A Novel Microfluidic Detector with Position Sensitivity

Microfluidic chips, fabricated from low cost polymers, are a promising, emerging technology for the synthesis and study of new molecular imaging probes. These chips can contain a variety of microcircuitry and microwells, and are capable of manipulating nanoliter samples of reagents and solvents. These microfluidic chips have been designed for a multitude of applications, such as cell incubation and FDG synthesis. By adding an ability to quantify and image low amounts of radioactivity on a microfluidic chip, researchers could be provided with a platform for investigating new imaging probes, as well as molecular processes with radiolabeled probes, in a controlled in-vitro environment.
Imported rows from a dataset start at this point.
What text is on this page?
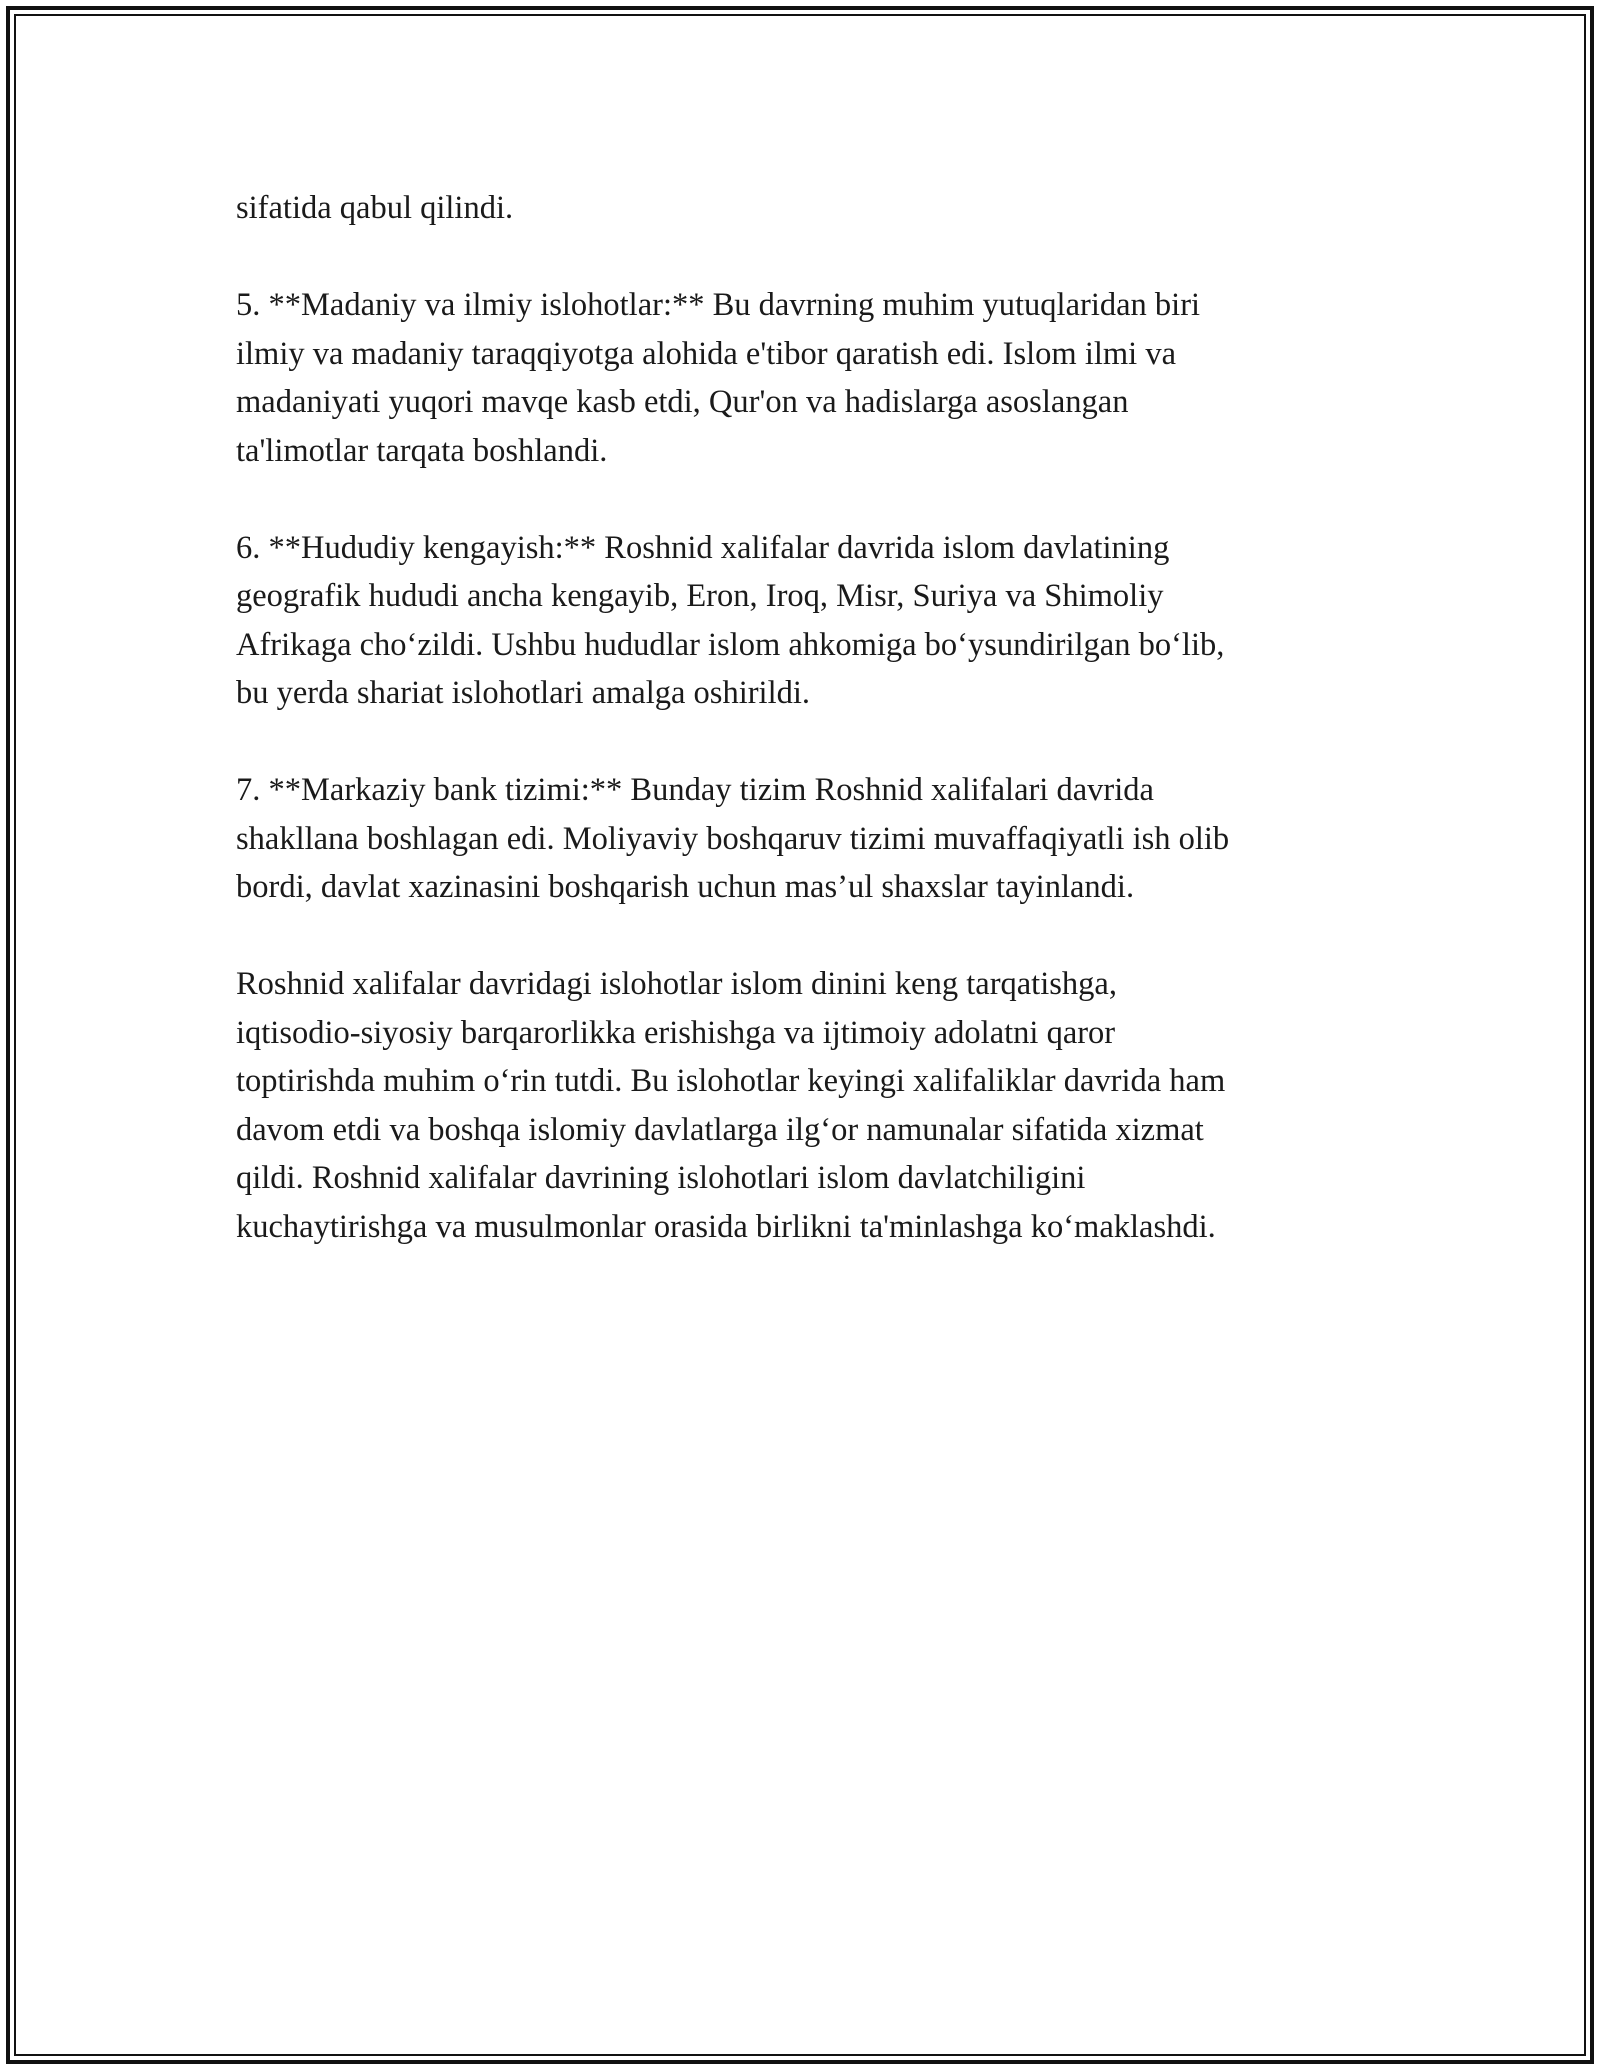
sifatida qabul qilindi.

5. **Madaniy va ilmiy islohotlar:** Bu davrning muhim yutuqlaridan biri
ilmiy va madaniy taraqqiyotga alohida e'tibor qaratish edi. Islom ilmi va
madaniyati yuqori mavqe kasb etdi, Qur'on va hadislarga asoslangan
ta'limotlar tarqata boshlandi.

6. **Hududiy kengayish:** Roshnid xalifalar davrida islom davlatining
geografik hududi ancha kengayib, Eron, Iroq, Misr, Suriya va Shimoliy
Afrikaga cho‘zildi. Ushbu hududlar islom ahkomiga bo‘ysundirilgan bo‘lib,
bu yerda shariat islohotlari amalga oshirildi.

7. **Markaziy bank tizimi:** Bunday tizim Roshnid xalifalari davrida
shakllana boshlagan edi. Moliyaviy boshqaruv tizimi muvaffaqiyatli ish olib
bordi, davlat xazinasini boshqarish uchun mas’ul shaxslar tayinlandi.

Roshnid xalifalar davridagi islohotlar islom dinini keng tarqatishga,
iqtisodio-siyosiy barqarorlikka erishishga va ijtimoiy adolatni qaror
toptirishda muhim o‘rin tutdi. Bu islohotlar keyingi xalifaliklar davrida ham
davom etdi va boshqa islomiy davlatlarga ilg‘or namunalar sifatida xizmat
qildi. Roshnid xalifalar davrining islohotlari islom davlatchiligini
kuchaytirishga va musulmonlar orasida birlikni ta'minlashga ko‘maklashdi.
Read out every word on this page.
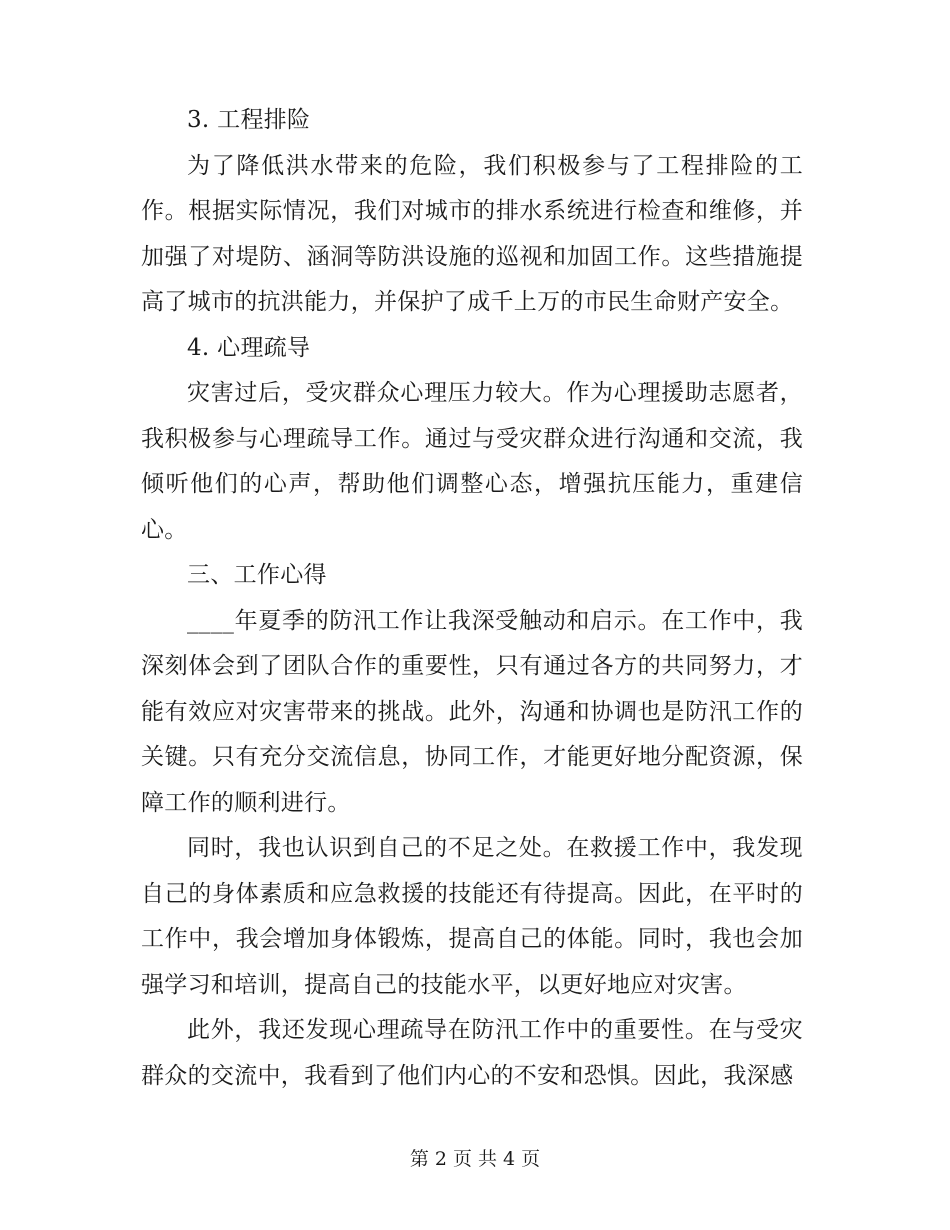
3. 工程排险

为了降低洪水带来的危险，我们积极参与了工程排险的工作。根据实际情况，我们对城市的排水系统进行检查和维修，并加强了对堤防、涵洞等防洪设施的巡视和加固工作。这些措施提高了城市的抗洪能力，并保护了成千上万的市民生命财产安全。

4. 心理疏导

灾害过后，受灾群众心理压力较大。作为心理援助志愿者，我积极参与心理疏导工作。通过与受灾群众进行沟通和交流，我倾听他们的心声，帮助他们调整心态，增强抗压能力，重建信心。

三、工作心得

____年夏季的防汛工作让我深受触动和启示。在工作中，我深刻体会到了团队合作的重要性，只有通过各方的共同努力，才能有效应对灾害带来的挑战。此外，沟通和协调也是防汛工作的关键。只有充分交流信息，协同工作，才能更好地分配资源，保障工作的顺利进行。

同时，我也认识到自己的不足之处。在救援工作中，我发现自己的身体素质和应急救援的技能还有待提高。因此，在平时的工作中，我会增加身体锻炼，提高自己的体能。同时，我也会加强学习和培训，提高自己的技能水平，以更好地应对灾害。

此外，我还发现心理疏导在防汛工作中的重要性。在与受灾群众的交流中，我看到了他们内心的不安和恐惧。因此，我深感

第 2 页 共 4 页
Therefore, this project will design, build, and implement a high-performance position-sensitive detector that can be integrated with microfluidic chips. The instrument can be used for the detection and imaging of charged particles emitted by radiolabeled probes present in the fluids that circulate in these chips. Phase I will demonstrate feasibility by designing and building novel position sensitive detectors for charged particle imaging, which can function under conditions appropriate for in vitro studies. The detectors will be integrated with prototype microfluidic chips, and their performance will be evaluated. Commercial Applications and other Benefits as described by the awardee: Over and above the use in nuclear medicine, the proposed detection technology should be useful in nuclear and particle physics, space research, homeland security, environmental monitoring, and synchrotron studies.